Muffe e funghi la hanno invasa. Si dice che ci abbiano recitato dentro le messe nere e che vi abbia abitato il diavolo. Di tante cose che le erano successe, rosa non era diventata mai. Ma non c’è limite al peggio. Cosicché il 15 settembre, dei vandali hanno provato a dipingerne il tetto di rosa.

Con l’auto sino a San Mauro non si arriva. Almeno 500 metri li hanno percorsi a piedi, portandosi dietro  secchi di vernice, boccioni d’acqua e pennelli. Sul luogo del delitto hanno lasciato il ramo con cui hanno mescolato il colore, una tanica d’acqua, vuota per metà, che prima conteneva un vino di Nardò.

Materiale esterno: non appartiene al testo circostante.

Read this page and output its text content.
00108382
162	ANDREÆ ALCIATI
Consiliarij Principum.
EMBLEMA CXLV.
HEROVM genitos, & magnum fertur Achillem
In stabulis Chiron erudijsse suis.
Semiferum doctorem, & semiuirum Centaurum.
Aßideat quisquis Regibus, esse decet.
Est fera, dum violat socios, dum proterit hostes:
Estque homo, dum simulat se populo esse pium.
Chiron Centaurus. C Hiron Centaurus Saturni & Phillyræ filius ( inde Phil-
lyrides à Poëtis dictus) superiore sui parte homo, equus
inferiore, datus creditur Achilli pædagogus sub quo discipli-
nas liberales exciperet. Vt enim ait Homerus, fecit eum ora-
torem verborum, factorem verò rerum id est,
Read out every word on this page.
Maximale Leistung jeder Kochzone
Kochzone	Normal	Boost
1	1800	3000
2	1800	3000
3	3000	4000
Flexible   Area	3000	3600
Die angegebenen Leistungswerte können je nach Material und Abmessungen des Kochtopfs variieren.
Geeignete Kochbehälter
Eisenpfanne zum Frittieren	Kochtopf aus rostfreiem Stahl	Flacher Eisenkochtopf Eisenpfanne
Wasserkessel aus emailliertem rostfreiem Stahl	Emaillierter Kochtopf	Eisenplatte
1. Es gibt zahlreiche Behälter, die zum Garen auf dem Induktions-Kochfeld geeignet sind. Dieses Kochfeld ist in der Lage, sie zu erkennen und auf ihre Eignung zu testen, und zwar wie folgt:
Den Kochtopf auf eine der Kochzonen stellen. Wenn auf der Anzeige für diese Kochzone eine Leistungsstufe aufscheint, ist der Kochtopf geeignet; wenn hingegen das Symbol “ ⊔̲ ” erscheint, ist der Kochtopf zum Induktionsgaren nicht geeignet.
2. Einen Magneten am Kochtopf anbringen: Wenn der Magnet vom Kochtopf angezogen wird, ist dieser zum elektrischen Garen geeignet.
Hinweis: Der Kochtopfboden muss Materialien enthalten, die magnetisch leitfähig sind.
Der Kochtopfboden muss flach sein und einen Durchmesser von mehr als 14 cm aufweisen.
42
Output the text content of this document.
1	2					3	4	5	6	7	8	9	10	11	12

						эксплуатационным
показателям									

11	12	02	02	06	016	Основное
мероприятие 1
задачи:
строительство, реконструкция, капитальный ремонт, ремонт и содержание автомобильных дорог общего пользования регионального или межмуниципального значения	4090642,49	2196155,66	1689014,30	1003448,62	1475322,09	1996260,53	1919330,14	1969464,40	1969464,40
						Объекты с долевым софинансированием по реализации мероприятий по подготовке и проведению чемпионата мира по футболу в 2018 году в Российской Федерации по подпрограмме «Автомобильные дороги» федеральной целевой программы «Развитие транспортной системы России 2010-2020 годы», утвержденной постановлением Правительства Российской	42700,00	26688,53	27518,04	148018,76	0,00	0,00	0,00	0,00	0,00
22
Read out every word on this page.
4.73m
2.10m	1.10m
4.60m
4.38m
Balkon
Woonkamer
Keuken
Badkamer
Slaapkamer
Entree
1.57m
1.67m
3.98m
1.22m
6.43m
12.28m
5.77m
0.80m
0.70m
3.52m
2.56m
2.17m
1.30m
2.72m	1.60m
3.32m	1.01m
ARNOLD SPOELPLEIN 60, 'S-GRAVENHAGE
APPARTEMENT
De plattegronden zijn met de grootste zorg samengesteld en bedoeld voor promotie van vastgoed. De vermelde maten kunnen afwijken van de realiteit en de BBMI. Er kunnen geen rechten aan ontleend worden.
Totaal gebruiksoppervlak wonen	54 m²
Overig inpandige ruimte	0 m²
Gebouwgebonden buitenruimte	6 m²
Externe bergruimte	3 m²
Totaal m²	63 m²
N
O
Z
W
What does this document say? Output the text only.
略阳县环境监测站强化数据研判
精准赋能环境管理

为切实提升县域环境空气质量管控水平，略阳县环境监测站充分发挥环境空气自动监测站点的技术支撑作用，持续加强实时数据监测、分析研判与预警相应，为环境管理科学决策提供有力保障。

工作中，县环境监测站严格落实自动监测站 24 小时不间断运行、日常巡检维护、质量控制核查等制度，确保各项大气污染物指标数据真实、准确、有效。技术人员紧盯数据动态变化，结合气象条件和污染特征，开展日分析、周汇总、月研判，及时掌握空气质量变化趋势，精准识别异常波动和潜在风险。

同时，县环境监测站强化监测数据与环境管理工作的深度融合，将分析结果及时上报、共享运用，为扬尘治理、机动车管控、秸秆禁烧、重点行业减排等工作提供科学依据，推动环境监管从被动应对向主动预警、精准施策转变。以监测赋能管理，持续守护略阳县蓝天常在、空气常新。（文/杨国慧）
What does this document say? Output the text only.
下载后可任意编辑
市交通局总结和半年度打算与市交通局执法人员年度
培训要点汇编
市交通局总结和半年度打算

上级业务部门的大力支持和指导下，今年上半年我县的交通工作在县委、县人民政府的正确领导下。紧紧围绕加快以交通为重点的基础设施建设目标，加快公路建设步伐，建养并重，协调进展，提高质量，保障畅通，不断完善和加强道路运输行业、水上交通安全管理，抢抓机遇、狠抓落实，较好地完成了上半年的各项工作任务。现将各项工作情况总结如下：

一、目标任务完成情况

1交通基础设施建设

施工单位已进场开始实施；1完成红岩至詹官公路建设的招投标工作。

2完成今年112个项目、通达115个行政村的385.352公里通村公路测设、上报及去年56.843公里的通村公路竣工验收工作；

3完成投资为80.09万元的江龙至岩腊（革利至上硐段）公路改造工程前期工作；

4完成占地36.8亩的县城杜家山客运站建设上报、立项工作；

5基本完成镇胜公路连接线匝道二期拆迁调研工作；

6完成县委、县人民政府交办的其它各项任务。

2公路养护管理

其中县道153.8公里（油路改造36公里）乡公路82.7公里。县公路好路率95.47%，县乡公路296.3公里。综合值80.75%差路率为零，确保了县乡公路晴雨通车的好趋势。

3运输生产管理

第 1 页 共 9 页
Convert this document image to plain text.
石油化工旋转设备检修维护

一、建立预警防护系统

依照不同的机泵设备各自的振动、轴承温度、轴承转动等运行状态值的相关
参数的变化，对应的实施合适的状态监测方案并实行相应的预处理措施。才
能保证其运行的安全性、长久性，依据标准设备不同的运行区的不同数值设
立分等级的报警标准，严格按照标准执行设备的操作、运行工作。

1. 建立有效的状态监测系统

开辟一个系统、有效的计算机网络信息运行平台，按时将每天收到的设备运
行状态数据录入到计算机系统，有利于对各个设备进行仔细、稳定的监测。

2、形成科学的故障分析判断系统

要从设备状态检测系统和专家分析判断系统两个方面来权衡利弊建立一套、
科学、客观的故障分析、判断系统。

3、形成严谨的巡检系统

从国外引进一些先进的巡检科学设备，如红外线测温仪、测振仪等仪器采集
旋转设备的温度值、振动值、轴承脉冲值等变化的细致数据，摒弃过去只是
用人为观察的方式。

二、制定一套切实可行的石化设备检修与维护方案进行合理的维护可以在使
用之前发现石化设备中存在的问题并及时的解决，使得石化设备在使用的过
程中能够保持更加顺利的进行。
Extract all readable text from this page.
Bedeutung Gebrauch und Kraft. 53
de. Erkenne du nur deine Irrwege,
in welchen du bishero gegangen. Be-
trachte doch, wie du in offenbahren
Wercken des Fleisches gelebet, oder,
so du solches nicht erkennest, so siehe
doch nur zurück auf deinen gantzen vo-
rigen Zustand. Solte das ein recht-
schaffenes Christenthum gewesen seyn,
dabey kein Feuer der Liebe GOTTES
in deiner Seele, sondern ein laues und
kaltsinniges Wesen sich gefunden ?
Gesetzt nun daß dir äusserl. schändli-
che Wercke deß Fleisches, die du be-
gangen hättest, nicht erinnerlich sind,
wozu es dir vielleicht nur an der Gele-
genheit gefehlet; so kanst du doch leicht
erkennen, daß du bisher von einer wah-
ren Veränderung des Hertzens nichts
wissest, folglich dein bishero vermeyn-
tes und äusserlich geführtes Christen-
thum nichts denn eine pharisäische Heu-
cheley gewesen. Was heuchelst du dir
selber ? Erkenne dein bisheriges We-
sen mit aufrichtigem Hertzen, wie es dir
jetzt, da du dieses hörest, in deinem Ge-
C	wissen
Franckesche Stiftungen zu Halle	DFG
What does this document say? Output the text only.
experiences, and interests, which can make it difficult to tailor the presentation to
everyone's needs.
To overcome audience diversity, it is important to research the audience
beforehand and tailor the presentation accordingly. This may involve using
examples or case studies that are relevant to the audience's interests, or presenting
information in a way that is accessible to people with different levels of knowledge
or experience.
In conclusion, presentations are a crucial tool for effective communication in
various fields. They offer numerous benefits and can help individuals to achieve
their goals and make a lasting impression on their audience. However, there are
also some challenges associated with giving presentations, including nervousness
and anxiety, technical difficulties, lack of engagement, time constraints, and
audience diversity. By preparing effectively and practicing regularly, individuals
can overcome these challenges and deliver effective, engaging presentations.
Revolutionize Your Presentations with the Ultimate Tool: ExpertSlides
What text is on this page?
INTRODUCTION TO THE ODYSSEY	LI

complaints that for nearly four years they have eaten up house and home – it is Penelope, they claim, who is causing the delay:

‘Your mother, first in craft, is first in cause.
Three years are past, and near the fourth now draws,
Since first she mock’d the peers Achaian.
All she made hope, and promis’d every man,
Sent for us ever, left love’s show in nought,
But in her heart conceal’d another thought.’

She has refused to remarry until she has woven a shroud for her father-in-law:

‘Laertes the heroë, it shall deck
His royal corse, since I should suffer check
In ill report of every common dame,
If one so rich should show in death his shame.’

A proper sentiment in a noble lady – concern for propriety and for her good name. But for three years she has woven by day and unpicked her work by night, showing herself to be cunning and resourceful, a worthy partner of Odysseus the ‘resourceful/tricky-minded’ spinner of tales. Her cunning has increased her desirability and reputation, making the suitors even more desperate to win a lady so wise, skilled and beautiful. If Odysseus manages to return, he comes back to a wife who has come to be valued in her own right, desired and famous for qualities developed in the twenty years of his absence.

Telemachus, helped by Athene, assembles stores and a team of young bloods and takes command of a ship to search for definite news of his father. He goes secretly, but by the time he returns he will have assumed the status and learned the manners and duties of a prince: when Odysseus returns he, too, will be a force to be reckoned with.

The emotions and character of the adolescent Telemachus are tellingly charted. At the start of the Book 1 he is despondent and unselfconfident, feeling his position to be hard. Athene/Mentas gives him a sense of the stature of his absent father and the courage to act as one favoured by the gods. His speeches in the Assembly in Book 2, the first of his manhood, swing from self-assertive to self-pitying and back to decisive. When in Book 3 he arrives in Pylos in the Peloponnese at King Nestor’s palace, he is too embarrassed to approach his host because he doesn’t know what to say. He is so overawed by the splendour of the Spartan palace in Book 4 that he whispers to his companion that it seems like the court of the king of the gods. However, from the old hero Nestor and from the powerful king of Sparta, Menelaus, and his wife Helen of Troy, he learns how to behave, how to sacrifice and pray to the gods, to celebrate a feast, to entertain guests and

Il lavoro voleva essere sistematico: prima il piccolo parapetto, poi il soffitto sino alla metà precisa della terrazza nella parte sud. Nella parte nord si notano due pennellate, una più chiara, un rosa cipria, l’altra più scura, un rosa shocking. Prove tecniche, si vede. O scolature avendoci appoggiato il secchio. Sconcertati gli amministratori locali, previsto un tavolo tecnico a Bari con Sovrintendenza dei beni culturali, Regione e Comune.

Sabato 24 nel pomeriggio il sindaco Giuseppe Nocera ha invitato gli artisti presso la chiesetta: una chiamata alle armi per tutti gli artisti salentini, ma anche gli operatori turistici. Ed intanto, anche il Comune di Gallipoli esprime la disapprovazione in merito all’atto vandalico.